Topic 8: Confidence in Decisions and Actions – Space as a Dimension of Trust in Social Robots
At present, humanoid robots are penetrating into areas of everyday life and thus into social spaces also. Robotic systems that are supposed to operate in the human environment are characterized by the automatic execution of decisions and actions by means of behaviours in social space. This topic examines living space as a dimension of trust in life with social robots within Ambient Assisted Living environments (AAL) of various technological facilities. Confidence in the decisions and actions of technical assistance systems is essential for their acceptance. Which spatial structures, atmospheres and technological configurations support or make it difficult to build and maintain trust in social robots?

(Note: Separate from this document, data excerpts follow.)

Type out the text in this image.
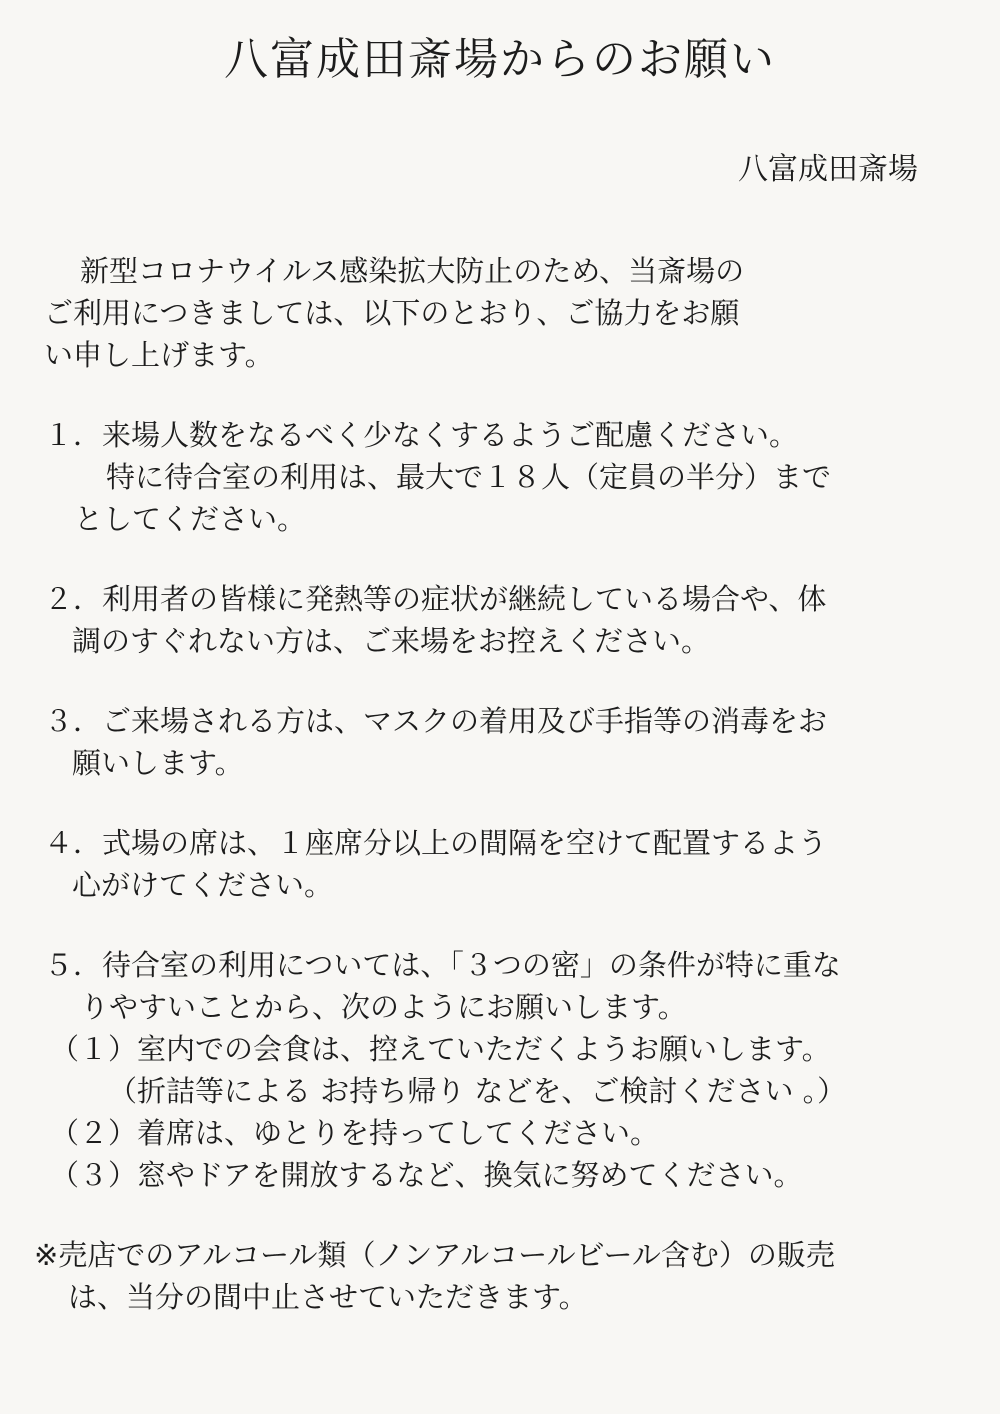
八富成田斎場からのお願い
八富成田斎場
新型コロナウイルス感染拡大防止のため、当斎場の
ご利用につきましては、以下のとおり、ご協力をお願
い申し上げます。
１．来場人数をなるべく少なくするようご配慮ください。
特に待合室の利用は、最大で１８人（定員の半分）まで
としてください。
２．利用者の皆様に発熱等の症状が継続している場合や、体
調のすぐれない方は、ご来場をお控えください。
３．ご来場される方は、マスクの着用及び手指等の消毒をお
願いします。
４．式場の席は、１座席分以上の間隔を空けて配置するよう
心がけてください。
５．待合室の利用については、「３つの密」の条件が特に重な
りやすいことから、次のようにお願いします。
（１）室内での会食は、控えていただくようお願いします。
（折詰等による お持ち帰り などを、ご検討ください 。）
（２）着席は、ゆとりを持ってしてください。
（３）窓やドアを開放するなど、換気に努めてください。
※売店でのアルコール類（ノンアルコールビール含む）の販売
は、当分の間中止させていただきます。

What can designers of humanoids robots as well as architects do to allow for trust to unfold, in terms of hardware, software, shape, form and behaviour?
T9: The Interrelation of Safety Assessment and Trust in Uncertain and Dynamic Human-Robot Cooperation
Industrial robots, designed to increase productivity for automated tasks, have a long history in the manufacturing industry. One of the major challenges in Industry 4.0 scenarios is to enable a more powerful human-robot relationship, which however needs to ensure safe and reliable cooperation between robots and operators. Above all in short-term interactions such as turn taking (an operator performs some work, then the robot continues, then the human tasks over again etc.), it is still an open issue how the ideal trusting and safe relationship between the human and the intelligent (autonomous) system should look like.
Topic 10: Robot Anthropomorphism, Trust, and Machine Transparency
Humanoid robots such as Pepper or Nao are playing with a high degree of anthropomorphising their appearance and behaviour. However, does a design focussing on human-likeness come at a cost? Since appearance and behaviour design of embodied and non-embodied agents can have an impact on the human-technology relationship, it is important to study their effect. On the one hand, first studies have indicated that highly human-like robots are perceived as less trustworthy and empathetic than more machine-like robots. On the other hand, faulty behaviour of a more machine-like robots reduces trustworthiness. There seems to be an interaction triangle between anthropomorphism (in appearance and behaviour), machine transparency (end user understanding of actual machine capacities), and trustworthiness that needs further exploration.